Le député met en évidence la faiblesse de la France
« La voix de la France en Europe n’arrive pas à emporter une décision qu’elle considérait comme capitale. Ce vote est un camouflet pour le président de la République qui plaidait pour un renouvellement de 3 ans. Ce vote donne l’image d’une Europe qui tergiverse, incapable de s’entendre sur un sujet essentiel ». Cette position peut se défendre, mais malheureusement elle n'est pas vraiment assortie de garanties satisfaisantes pour les agriculteurs. Le député de l’Orne a souhaité également rappeler aux ministres que cette distorsion de concurrence avec les pays voisins serait redoutable dans un contexte déjà difficile.
« Chacun mesure bien les attentes légitimes de nos concitoyens qui souhaitent que soient bannis des productions agricoles, les produits chimiques à risque. Mais comment cette situation sera-t-elle tenable pour nos agriculteurs, qui doivent déjà lutter à armes inégales sur le plan des charges et des normes vis à vis de leurs concurrents européens ? Nos agriculteurs qui durant deux années se verront imposer une obligation de non utilisation du glyphosate, pendant que nos voisins pourront le faire. »
Enfin, le parlementaire ornais a posé deux questions essentielles pour les agriculteurs. « La France va-t-elle s’obstiner à n’accorder qu’un délai de 3 ans, qui va pénaliser les agriculteurs français par rapport à leurs concurrents européens ? Et surtout, comment va-t-on pouvoir accélérer la recherche pour trouver des méthodes de substitution à l’emploi du glyphosate et accompagner la profession agricole ? »
Dans sa réponse le ministre de l'Agriculture a indiqué qu’il souhaitait mobiliser tous les acteurs pour avancer ensemble vers la sortie du glyphosate: les chercheurs, pour trouver des solutions alternatives, l’INRA, les services de l’État, pour réfléchir à des restrictions d’usage collectives rapidement opérationnelle, les producteurs, sans lesquels rien ne sera possible et dont les contraintes doivent être pleinement prises en compte dans la construction des solutions, les experts sanitaires... Enfin, parce qu’il est indispensable de sortir des divergences qui existent entre l’Organisation mondiale de la santé et les agences européennes quant à la dangerosité réelle du glyphosate.
Pour le ministre, il est trop tôt pour savoir où nous en serons dans trois ans.
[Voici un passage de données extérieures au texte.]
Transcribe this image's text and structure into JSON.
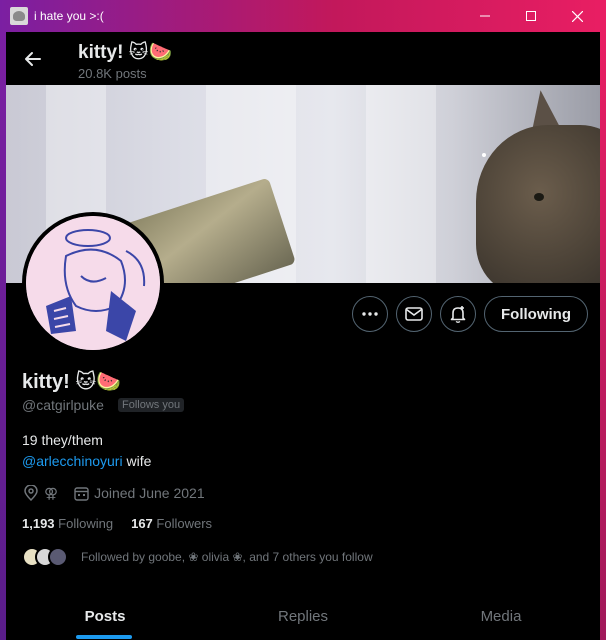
{
  "window": {
    "title": "i hate you >:(",
    "minimize_glyph": "—",
    "maximize_glyph": "☐",
    "close_glyph": "✕"
  },
  "header": {
    "name": "kitty! 🐱🍉",
    "post_count": "20.8K posts"
  },
  "profile": {
    "name": "kitty! 🐱🍉",
    "handle": "@catgirlpuke",
    "follows_you_badge": "Follows you",
    "bio_line1": "19 they/them",
    "bio_mention": "@arlecchinoyuri",
    "bio_line2_rest": " wife",
    "location_glyph": "⚢",
    "joined": "Joined June 2021",
    "following_count": "1,193",
    "following_label": "Following",
    "followers_count": "167",
    "followers_label": "Followers",
    "followed_by_text": "Followed by goobe, ❀ olivia ❀, and 7 others you follow"
  },
  "actions": {
    "following_button": "Following"
  },
  "tabs": [
    {
      "label": "Posts",
      "active": true
    },
    {
      "label": "Replies",
      "active": false
    },
    {
      "label": "Media",
      "active": false
    }
  ],
  "colors": {
    "accent": "#1d9bf0",
    "titlebar_start": "#7b1fa2",
    "titlebar_end": "#e91e63"
  },
  "icons": [
    "back-arrow-icon",
    "more-icon",
    "message-icon",
    "notification-bell-icon",
    "location-icon",
    "calendar-icon"
  ]
}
Pour l’heure, il faut faire tous les efforts nécessaires pour mobiliser la recherche, mobiliser les instituts techniques et accompagner les agriculteurs dans le changement de leurs pratiques agronomiques.
Jérôme Nury sera vigilant sur le sujet car il faut tenir compte à la fois des attentes des consommateurs mais aussi des agriculteurs qui ne peuvent être concurrencés de manière déloyale pendant deux ans par les concurrents européens.
FNSEA : la France fait « bande à part»
La FNSEA a pris acte du vote des 28, saluant le « pragmatisme » d’un grand nombre d’États et déplorant que la France ait choisi de « faire bande à part. Le temps politique reste en décalage avec le temps de la recherche scientifique », poursuit le syndicat qui dit oeuvrer pour «qu’aucun agriculteur ne se retrouve devant une impasse technique ». Et de mettre en avant son « contrat de solutions » pour réduire les phytos. La FNSEA a invité Stéphane Travert le 27 novembre sur la plateforme d’innovation TerraLab, ex-Ferme 112 dans la Marne, pour lui présenter « les techniques et les pratiques qui font l’objet d’expérimentations et qui permettent d’envisager cette trajectoire de progrès », explique-t-elle. Mais d’après son secrétaire général Jérôme Despey, la profession agricole « n’acceptera pas une surtransposition française pendant 2 ans tandis que les autres pays de l’UE produiraient avec des contraintes moindres ».